Several factors can impact PEX30 antibody specificity:

• Antibody properties:

  • Polyclonal antibodies may recognize multiple epitopes, potentially leading to cross-reactivity

  • Antibody generation method (peptide vs. recombinant protein immunization)

  • Validation extent across different species and applications

• Experimental conditions affecting specificity:

  • Blocking solution composition (5% milk may contain cross-reactive proteins)

  • Incomplete washing leading to non-specific binding

  • Overly high antibody concentration increasing background signal

• Validation approaches:

  • Test antibody on lysates from PEX30 knockout cells

  • Pre-absorb antibody with immunizing peptide to confirm specificity

  • Validate results with a second antibody targeting a different epitope

How can PEX30 antibodies be used to study membrane contact sites?

PEX30 antibodies can provide valuable insights into membrane contact sites through:

• Proximity labeling approaches:

  • Use PEX30 antibodies in combination with APEX2 or BioID proximity labeling

  • Identify proteins in close proximity to PEX30 at different membrane contact sites

• Co-localization studies:

  • Co-stain with markers for different organelles (peroxisomes, lipid droplets, ER)

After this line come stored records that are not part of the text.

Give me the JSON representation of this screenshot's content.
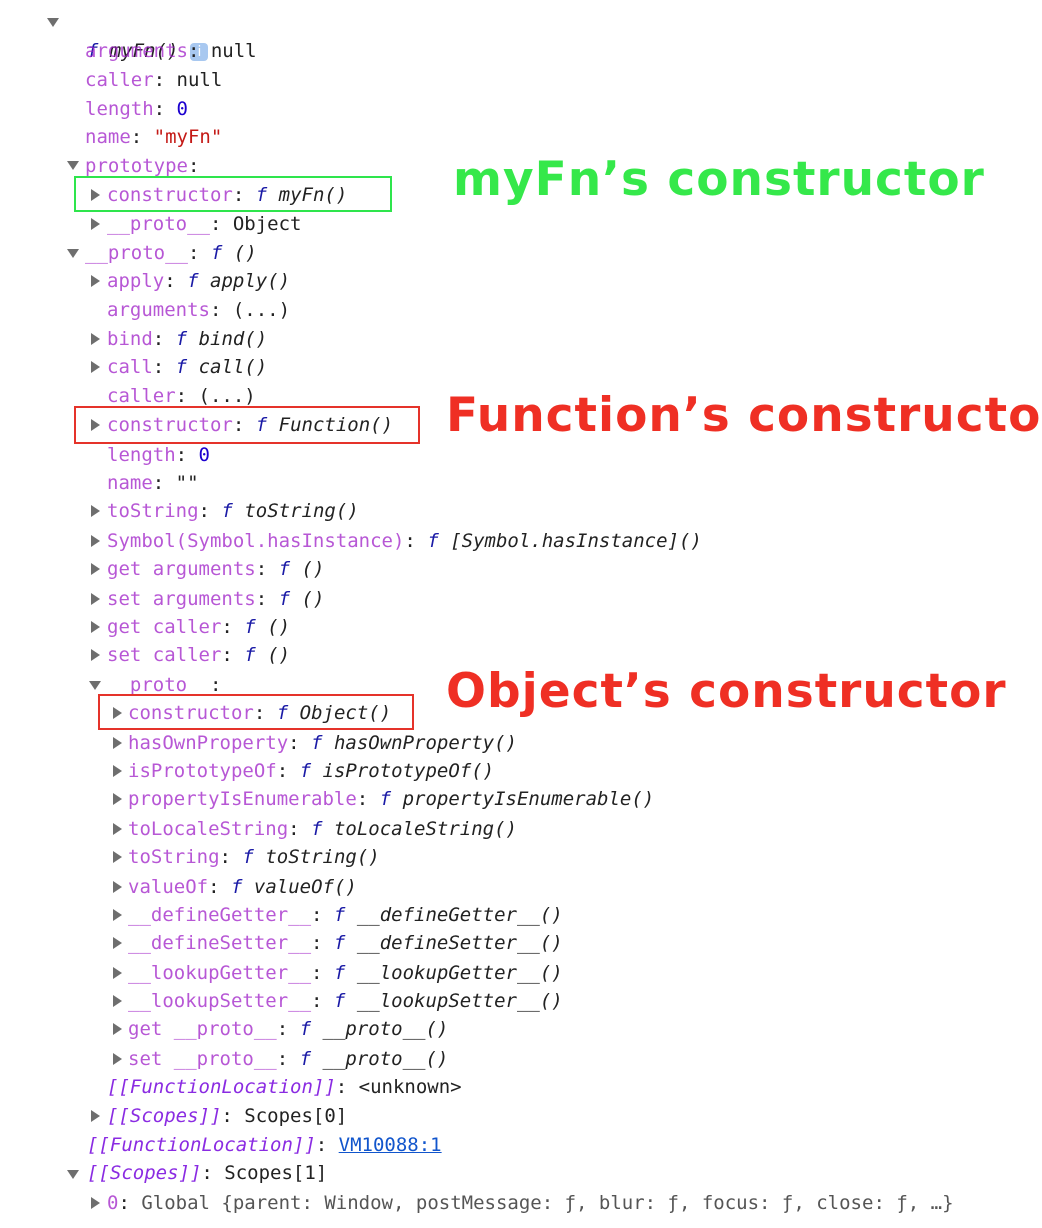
{
  "root": {
    "f": "f",
    "label": "myFn()",
    "info": "i"
  },
  "rows": {
    "arguments": {
      "key": "arguments",
      "value": "null"
    },
    "caller": {
      "key": "caller",
      "value": "null"
    },
    "length": {
      "key": "length",
      "value": "0"
    },
    "name": {
      "key": "name",
      "value": "\"myFn\""
    },
    "prototype": {
      "key": "prototype"
    },
    "proto_constructor": {
      "key": "constructor",
      "f": "f",
      "value": "myFn()"
    },
    "proto_proto": {
      "key": "__proto__",
      "value": "Object"
    },
    "fproto": {
      "key": "__proto__",
      "f": "f",
      "value": "()"
    },
    "apply": {
      "key": "apply",
      "f": "f",
      "value": "apply()"
    },
    "arguments2": {
      "key": "arguments",
      "value": "(...)"
    },
    "bind": {
      "key": "bind",
      "f": "f",
      "value": "bind()"
    },
    "call": {
      "key": "call",
      "f": "f",
      "value": "call()"
    },
    "caller2": {
      "key": "caller",
      "value": "(...)"
    },
    "f_constructor": {
      "key": "constructor",
      "f": "f",
      "value": "Function()"
    },
    "length2": {
      "key": "length",
      "value": "0"
    },
    "name2": {
      "key": "name",
      "value": "\"\""
    },
    "toString": {
      "key": "toString",
      "f": "f",
      "value": "toString()"
    },
    "hasInstance": {
      "key": "Symbol(Symbol.hasInstance)",
      "f": "f",
      "value": "[Symbol.hasInstance]()"
    },
    "get_arguments": {
      "key": "get arguments",
      "f": "f",
      "value": "()"
    },
    "set_arguments": {
      "key": "set arguments",
      "f": "f",
      "value": "()"
    },
    "get_caller": {
      "key": "get caller",
      "f": "f",
      "value": "()"
    },
    "set_caller": {
      "key": "set caller",
      "f": "f",
      "value": "()"
    },
    "oproto": {
      "key": "__proto__"
    },
    "o_constructor": {
      "key": "constructor",
      "f": "f",
      "value": "Object()"
    },
    "hasOwnProperty": {
      "key": "hasOwnProperty",
      "f": "f",
      "value": "hasOwnProperty()"
    },
    "isPrototypeOf": {
      "key": "isPrototypeOf",
      "f": "f",
      "value": "isPrototypeOf()"
    },
    "propertyIsEnumerable": {
      "key": "propertyIsEnumerable",
      "f": "f",
      "value": "propertyIsEnumerable()"
    },
    "toLocaleString": {
      "key": "toLocaleString",
      "f": "f",
      "value": "toLocaleString()"
    },
    "toString2": {
      "key": "toString",
      "f": "f",
      "value": "toString()"
    },
    "valueOf": {
      "key": "valueOf",
      "f": "f",
      "value": "valueOf()"
    },
    "defineGetter": {
      "key": "__defineGetter__",
      "f": "f",
      "value": "__defineGetter__()"
    },
    "defineSetter": {
      "key": "__defineSetter__",
      "f": "f",
      "value": "__defineSetter__()"
    },
    "lookupGetter": {
      "key": "__lookupGetter__",
      "f": "f",
      "value": "__lookupGetter__()"
    },
    "lookupSetter": {
      "key": "__lookupSetter__",
      "f": "f",
      "value": "__lookupSetter__()"
    },
    "get_proto": {
      "key": "get __proto__",
      "f": "f",
      "value": "__proto__()"
    },
    "set_proto": {
      "key": "set __proto__",
      "f": "f",
      "value": "__proto__()"
    },
    "fnloc_inner": {
      "key": "[[FunctionLocation]]",
      "value": "<unknown>"
    },
    "scopes_inner": {
      "key": "[[Scopes]]",
      "value": "Scopes[0]"
    },
    "fnloc": {
      "key": "[[FunctionLocation]]",
      "value": "VM10088:1"
    },
    "scopes": {
      "key": "[[Scopes]]",
      "value": "Scopes[1]"
    },
    "global": {
      "key": "0",
      "value": "Global {parent: Window, postMessage: ƒ, blur: ƒ, focus: ƒ, close: ƒ, …}"
    }
  },
  "annotations": {
    "myfn": "myFn’s constructor",
    "function": "Function’s constructor",
    "object": "Object’s constructor"
  },
  "colors": {
    "green": "#35e84a",
    "red": "#ef2f24"
  }
}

  • Quantify overlap using high-resolution microscopy to map PEX30 distribution

• Biochemical fractionation:

  • Use PEX30 antibodies to detect enrichment in different membrane fractions

  • Compare levels across different experimental conditions affecting membrane contact sites

• Immunoprecipitation of intact membrane contacts:

  • Use carefully optimized conditions that preserve membrane contacts during extraction

  • Apply PEX30 antibodies to isolate intact contact sites for proteomic analysis

These approaches leverage PEX30's position at membrane interfaces to understand the composition and dynamics of these important cellular structures.

What are the best experimental designs to study PEX30's role in mutant backgrounds?

To effectively study PEX30 in genetic backgrounds:

• Complementation strategies:

  • Express wild-type PEX30 in pex30Δ cells to confirm phenotype rescue

  • Create a series of domain mutants to identify functional regions

• Double mutant analysis:

  • Generate double mutants with related pathways (e.g., pex30Δfld1Δ)

  • Quantify synthetic phenotypes using appropriate markers (e.g., BODIPY staining for lipid droplets)

• Rescue experiments:

  • Test if overexpression of other family members can rescue mutant phenotypes

  • Use domain swap experiments to identify functional equivalency between family members

• High-resolution phenotyping:

  • Apply electron microscopy to characterize ultrastructural changes in mutants

  • Use live-cell imaging to track dynamic protein movements and organelle contacts

These experimental designs systematically dissect PEX30 function through genetic manipulation and careful phenotypic analysis.